La follatura è una procedura sviluppata fin dal medioevo per impermeabilizzare la lana. Già in epoca romana esisteva una piccola industria che, in apposite officine dette fullonicae, provvedeva all'operazione di follatura. Le pezze tessute venivano messe a bagno in grandi vasche piene d'acqua e battute coi piedi (saltus fullonicus) sfregate e torte con le mani dagli operai (schiavi) sorvegliati dal responsabile (Liberto). L'acqua calda con l'aggiunta di argilla smectica detta terra da follone, combinata con l'azione energica dei piedi, infeltriva la lana.
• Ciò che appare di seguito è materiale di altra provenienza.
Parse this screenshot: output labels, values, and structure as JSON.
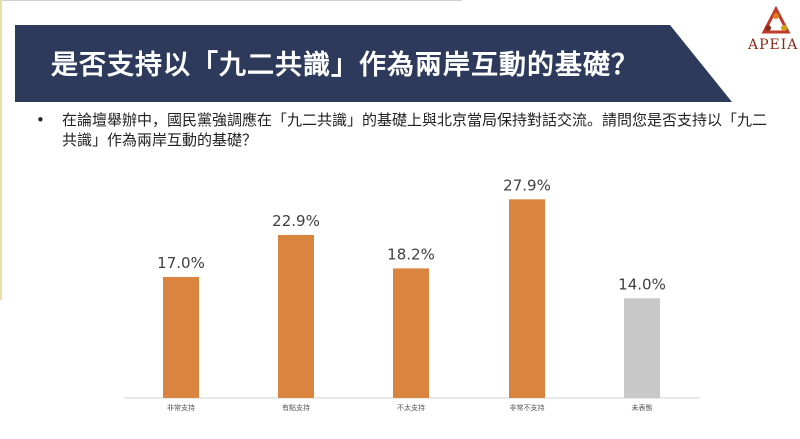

A Pompei,  quando venne distrutta dall'eruzione del Vesuvio nel 79 d. C. erano in funzione 39 impianti (officinae) per la lavorazione della lana tra cui undici fullonicae. Il panno poi veniva lavato con urina per eliminare le impurità, fatto asciugare, garzato (cioè spazzolato con cardi o pelli di porcospino per sollevare il pelo), cimato, pressato e candeggiato con fumi di zolfo.

La follatura era un lavoro molto gravoso, già nel medioevo si costruirono le gualchiere, edifici edificati presso un corso d'acqua, dove magli

azionati dalla forza idraulica battevano il panno.

Oggi la follatura, effettuata con macchinari industriali, continua ad essere utilizzata per lavorazioni particolari e per la produzione di tessuti storici come il panno casentino o il loden.